If you want to wake yourself up, you'd do well to check out the recent album by the Luis Lopes Humanization Quartet, Live in Madison (Ayler 134). It's a very hot quartet, in some ways an offshoot of Dennis Gonzalez's Yells at Eels band (more on that later this week). This quartet takes no prisoners, in that it is blazing a path of fire where it will and you get into it because you want some of that heat in your world, or that's what I am feeling anyway.
The mix of players is excellent. Two Portuguese heavies and the Gonzalez brothers from down Texas way. Luis Lopes leads the band and brings in three abstract-concrete compositions. He shows you what he's made of on electric guitar--fire and dry ice, blazing electric outness, inferno-maelstroms of sound.
His front-line partner is the always hot Rodrigo Amado on tenor (and one composition)--who sounds brilliant as he always seems to, getting that great big tenor sound and putting something on every note he plays. Like a master spitball pitcher, he starts in one place and then there is action you cannot predict but it ends in another not-always-expected end point. The combination of Rodrigo and Luis is as potent as any one-two punch around and they show why very convincingly here.
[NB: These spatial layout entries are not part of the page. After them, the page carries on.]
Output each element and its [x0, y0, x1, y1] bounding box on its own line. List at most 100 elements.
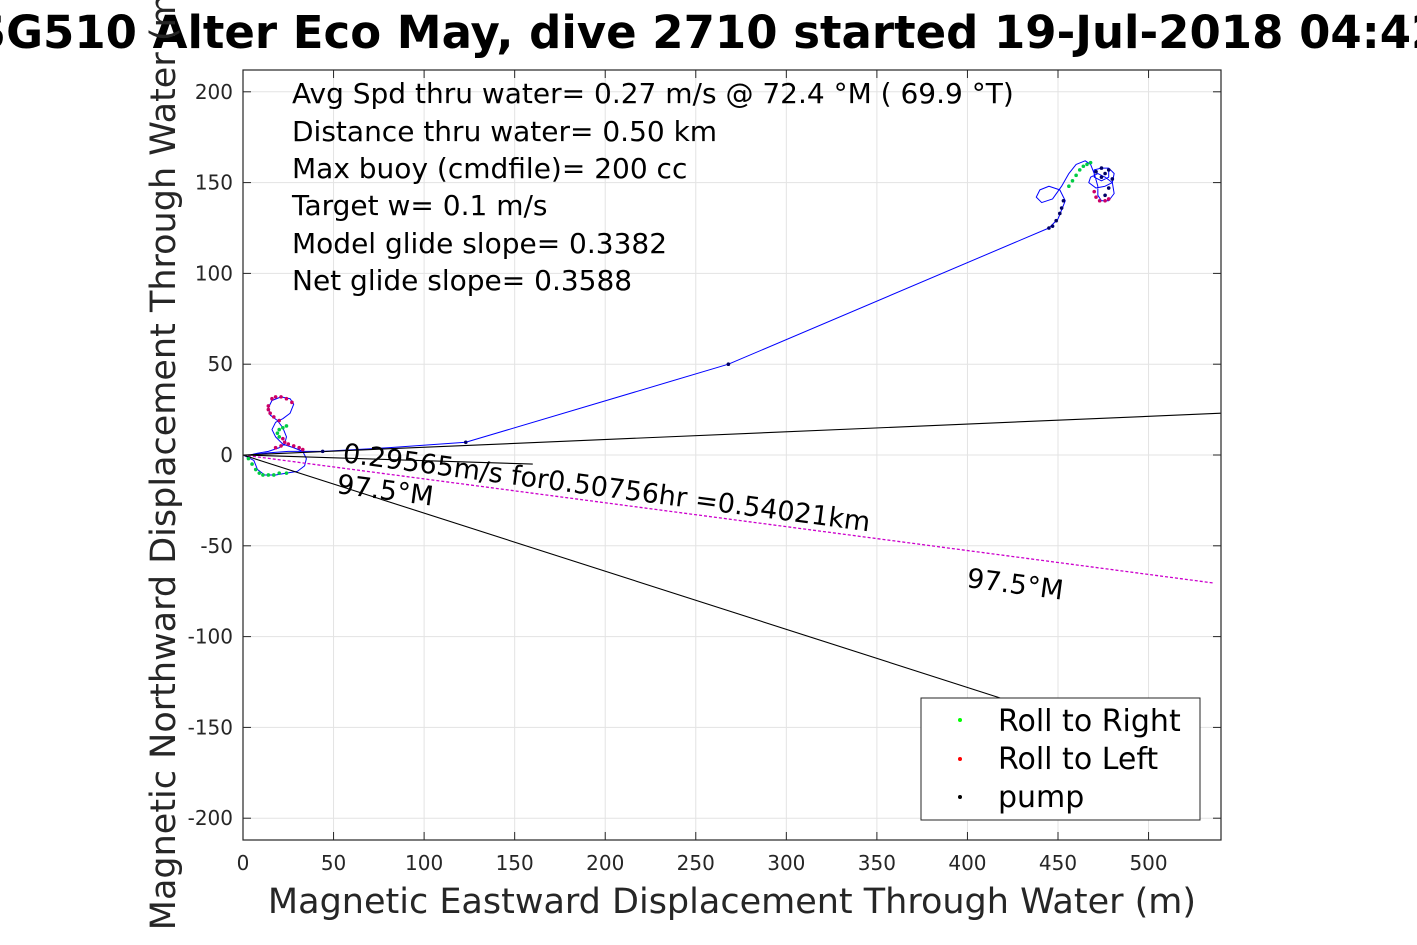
roll-left-point	[291, 444, 296, 448]
roll-left-point	[1103, 198, 1107, 203]
x-tick-label: 50	[321, 851, 346, 875]
roll-left-point	[1094, 195, 1098, 199]
pump-point	[320, 449, 325, 454]
roll-right-point	[1067, 184, 1071, 189]
y-tick-label: -200	[188, 806, 233, 830]
roll-right-point	[277, 435, 282, 439]
x-tick-label: 500	[1129, 851, 1167, 875]
roll-left-point	[279, 444, 283, 448]
pump-point	[1061, 198, 1066, 203]
chart-title: SG510 Alter Eco May, dive 2710 started 1…	[0, 6, 1417, 59]
roll-right-point	[246, 456, 251, 461]
reference-line	[243, 454, 1013, 703]
roll-left-point	[286, 442, 291, 446]
roll-right-point	[277, 427, 282, 432]
pump-point	[1094, 169, 1098, 174]
legend: Roll to Right Roll to Left pump	[920, 697, 1201, 821]
annotation-block: Avg Spd thru water= 0.27 m/s @ 72.4 °M (…	[291, 77, 1014, 297]
roll-left-point	[1097, 198, 1102, 203]
roll-right-point	[271, 473, 276, 477]
annotation-net-glide-slope: Net glide slope= 0.3588	[292, 264, 632, 297]
roll-left-point	[266, 407, 271, 412]
legend-label-roll-right: Roll to Right	[998, 704, 1181, 739]
y-tick-label: 0	[220, 443, 233, 467]
roll-right-point	[266, 473, 271, 477]
x-tick-label: 350	[858, 851, 896, 875]
pump-point	[1059, 206, 1064, 210]
legend-marker-roll-left	[958, 757, 962, 761]
annotation-avg-speed: Avg Spd thru water= 0.27 m/s @ 72.4 °M (…	[292, 77, 1014, 110]
roll-left-point	[281, 436, 285, 441]
pump-point	[1103, 171, 1107, 176]
roll-right-point	[253, 467, 258, 472]
pump-point	[1099, 166, 1104, 170]
roll-left-point	[271, 415, 276, 419]
y-tick-label: -100	[188, 625, 233, 649]
y-tick-label: 200	[195, 80, 233, 104]
roll-right-point	[284, 424, 289, 428]
reference-line	[243, 454, 533, 465]
roll-right-point	[277, 471, 282, 475]
annotation-max-buoy: Max buoy (cmdfile)= 200 cc	[292, 152, 687, 185]
pump-point	[1054, 218, 1058, 223]
roll-left-point	[282, 440, 287, 445]
annotation-target-w: Target w= 0.1 m/s	[291, 189, 548, 222]
roll-left-point	[1106, 197, 1111, 201]
y-tick-label: 50	[208, 352, 233, 376]
pump-point	[726, 362, 731, 366]
roll-left-point	[270, 396, 274, 401]
pump-point	[1106, 186, 1111, 190]
roll-right-point	[1085, 162, 1089, 167]
roll-right-point	[284, 471, 289, 475]
roll-left-point	[279, 395, 283, 399]
y-tick-label: 100	[195, 261, 233, 285]
x-tick-label: 0	[237, 851, 250, 875]
reference-line	[243, 412, 1221, 456]
legend-marker-pump	[958, 795, 962, 799]
legend-label-pump: pump	[998, 780, 1084, 815]
legend-marker-roll-right	[958, 718, 962, 722]
roll-right-point	[1088, 160, 1093, 165]
x-axis-label: Magnetic Eastward Displacement Through W…	[268, 882, 1196, 922]
pump-point	[1058, 211, 1062, 216]
x-tick-label: 250	[677, 851, 715, 875]
roll-right-point	[1077, 168, 1082, 172]
pump-point	[463, 440, 468, 445]
roll-left-point	[1092, 189, 1097, 194]
annotation-distance: Distance thru water= 0.50 km	[292, 115, 717, 148]
roll-right-point	[257, 471, 262, 475]
pump-point	[1110, 177, 1115, 181]
roll-left-point	[266, 404, 271, 408]
roll-right-point	[1070, 178, 1075, 183]
roll-right-point	[1074, 173, 1078, 178]
x-tick-label: 200	[586, 851, 624, 875]
roll-left-point	[300, 447, 305, 452]
pump-point	[1103, 193, 1107, 198]
y-tick-label: -150	[188, 715, 233, 739]
legend-label-roll-left: Roll to Left	[998, 742, 1158, 777]
pump-point	[1047, 226, 1051, 230]
y-tick-label: 150	[195, 171, 233, 195]
roll-right-point	[261, 473, 265, 477]
annotation-model-glide-slope: Model glide slope= 0.3382	[292, 227, 667, 260]
y-axis-label: Magnetic Northward Displacement Through …	[144, 0, 184, 930]
roll-right-point	[281, 425, 285, 430]
legend-box	[920, 697, 1201, 821]
roll-left-point	[268, 411, 272, 416]
x-tick-label: 300	[767, 851, 805, 875]
roll-left-point	[277, 418, 282, 423]
roll-right-point	[1081, 164, 1086, 169]
x-tick-label: 400	[948, 851, 986, 875]
axis-ticks: 0 50 100 150 200 250 300 350 400 450 500-200-150-1…	[188, 70, 1221, 875]
roll-left-point	[273, 395, 278, 399]
roll-right-point	[250, 462, 254, 466]
roll-left-point	[297, 445, 301, 450]
y-tick-label: -50	[200, 534, 233, 558]
roll-left-point	[273, 445, 278, 450]
current-vector-line	[243, 454, 1214, 584]
roll-left-point	[284, 396, 289, 401]
pump-point	[1099, 175, 1104, 179]
pump-point	[1106, 168, 1111, 172]
roll-left-point	[290, 400, 294, 405]
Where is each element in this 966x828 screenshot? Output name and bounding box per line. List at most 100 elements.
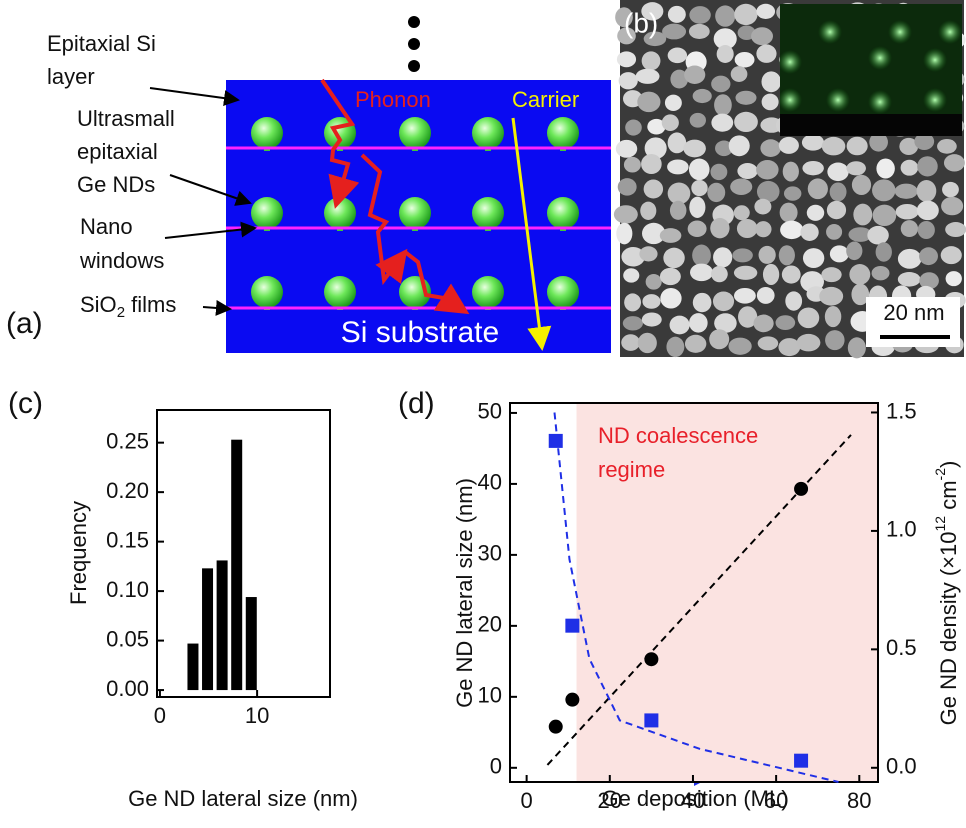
nd-label: epitaxial [77, 139, 158, 164]
grain [689, 197, 705, 218]
nanodot [472, 117, 504, 149]
grain [688, 221, 707, 238]
grain [734, 288, 756, 304]
point [794, 482, 808, 496]
nanodot [547, 117, 579, 149]
x-tick-label: 80 [847, 788, 871, 813]
grain [821, 267, 841, 282]
nanodot [251, 117, 283, 149]
bar [231, 440, 242, 690]
grain [873, 205, 897, 226]
grain [663, 248, 684, 269]
grain [847, 137, 868, 156]
nanodot [399, 117, 431, 149]
panel-label: (c) [8, 387, 43, 420]
grain [728, 338, 751, 355]
substrate-label: Si substrate [341, 316, 499, 349]
grain [639, 246, 657, 261]
point [565, 693, 579, 707]
dot [408, 38, 420, 50]
spot [868, 90, 892, 114]
grain [756, 160, 778, 179]
grain [760, 139, 780, 157]
point [549, 720, 563, 734]
grain [737, 163, 757, 179]
nanodot [399, 197, 431, 229]
plot-frame [157, 410, 330, 697]
grain [827, 163, 848, 182]
grain [734, 266, 757, 280]
grain [662, 114, 679, 131]
y-tick-label: 0.05 [106, 626, 149, 651]
grain [800, 223, 818, 240]
pointer [203, 307, 230, 309]
grain [776, 315, 796, 330]
grain [755, 221, 771, 237]
bar [187, 644, 198, 691]
grain [638, 333, 657, 353]
y-axis-label: Frequency [66, 501, 91, 605]
grain [614, 205, 638, 223]
grain [690, 113, 706, 128]
nd-label: Ultrasmall [77, 106, 175, 131]
grain [901, 160, 919, 176]
y-tick-label: 0.20 [106, 478, 149, 503]
x-axis-label: Ge ND lateral size (nm) [128, 786, 358, 811]
grain [616, 223, 632, 245]
grain [621, 334, 640, 351]
y-tick-label: 0.00 [106, 676, 149, 701]
grain [819, 287, 843, 306]
grain [714, 94, 732, 116]
nanodot [251, 276, 283, 308]
y2-axis-label: Ge ND density (×1012 cm-2) [932, 461, 961, 726]
grain [660, 268, 681, 285]
grain [713, 247, 732, 267]
grain [918, 221, 935, 239]
grain [785, 291, 802, 310]
grain [707, 183, 725, 202]
y2-tick-label: 0.5 [886, 635, 917, 660]
panel-a: Phonon Carrier Si substrate Epitaxial Si… [6, 16, 611, 353]
point [644, 652, 658, 666]
grain [693, 293, 712, 312]
grain [731, 66, 748, 82]
spot [826, 88, 850, 112]
y-tick-label: 0 [490, 754, 502, 779]
grain [825, 330, 844, 350]
sio2-sub: 2 [117, 304, 125, 321]
y-tick-label: 10 [478, 683, 502, 708]
grain [762, 94, 779, 111]
grain [668, 6, 686, 23]
grain [946, 271, 962, 286]
grain [683, 140, 706, 158]
nanodot [547, 197, 579, 229]
grain [941, 246, 962, 264]
grain [644, 180, 663, 199]
grain [734, 112, 758, 132]
y2-tick-label: 0.0 [886, 754, 917, 779]
grain [827, 201, 846, 219]
grain [826, 224, 842, 240]
grain [895, 184, 918, 199]
grain [670, 201, 687, 220]
panel-b: 20 nm (b) [614, 0, 966, 358]
grain [898, 272, 921, 287]
grain [711, 114, 733, 132]
grain [734, 205, 750, 220]
grain [872, 266, 890, 280]
grain [898, 249, 922, 269]
window-label: Nano [80, 214, 133, 239]
y-tick-label: 0.15 [106, 527, 149, 552]
panel-label: (d) [398, 387, 435, 420]
grain [901, 220, 918, 237]
grain [640, 202, 656, 220]
grain [830, 245, 849, 262]
y-tick-label: 30 [478, 541, 502, 566]
y2-label-part: 12 [932, 516, 948, 532]
dot [408, 16, 420, 28]
y-tick-label: 20 [478, 612, 502, 637]
y2-tick-label: 1.0 [886, 517, 917, 542]
grain [848, 337, 866, 358]
grain [798, 308, 820, 329]
bar [217, 560, 228, 690]
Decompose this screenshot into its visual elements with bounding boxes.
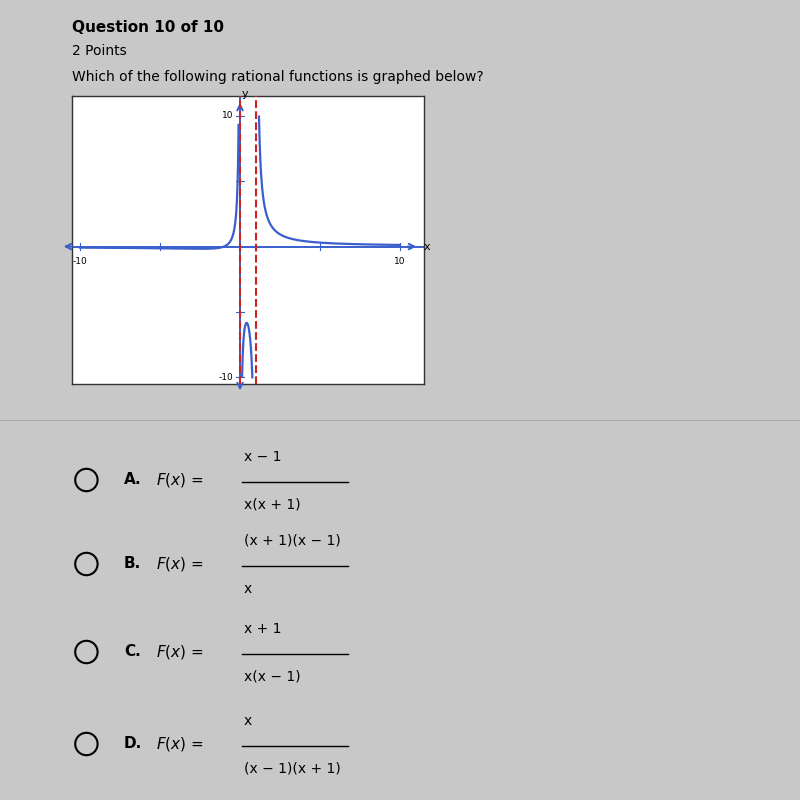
Text: Which of the following rational functions is graphed below?: Which of the following rational function…: [72, 70, 484, 84]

Then there are the Gonzalez brothers, sons of Dennis Gonzalez and becoming one of the hippest and most capable rhythm teams around today. Aaron is the world class bassist that gets the ostinatos into cruising mode with a big fat sound, can walk and solo with real authority and does here. He also contributes one of the compositions. Stefan combines hard-hitting strength with great chops for a busy swinging sound perfect to launch this quartet into outer space.
This is all about the four together in smoking space-mode. But it is also about the very together advanced playing of each individually. All of them are at the top as players with what is going on in advanced jazz with a rock edge. In tandem they are unbeatable.
In any way you care to look at this one, it's a big winner. It has the torque of rock, the unpredictability of outness and some really great improvisations and compositional launching points.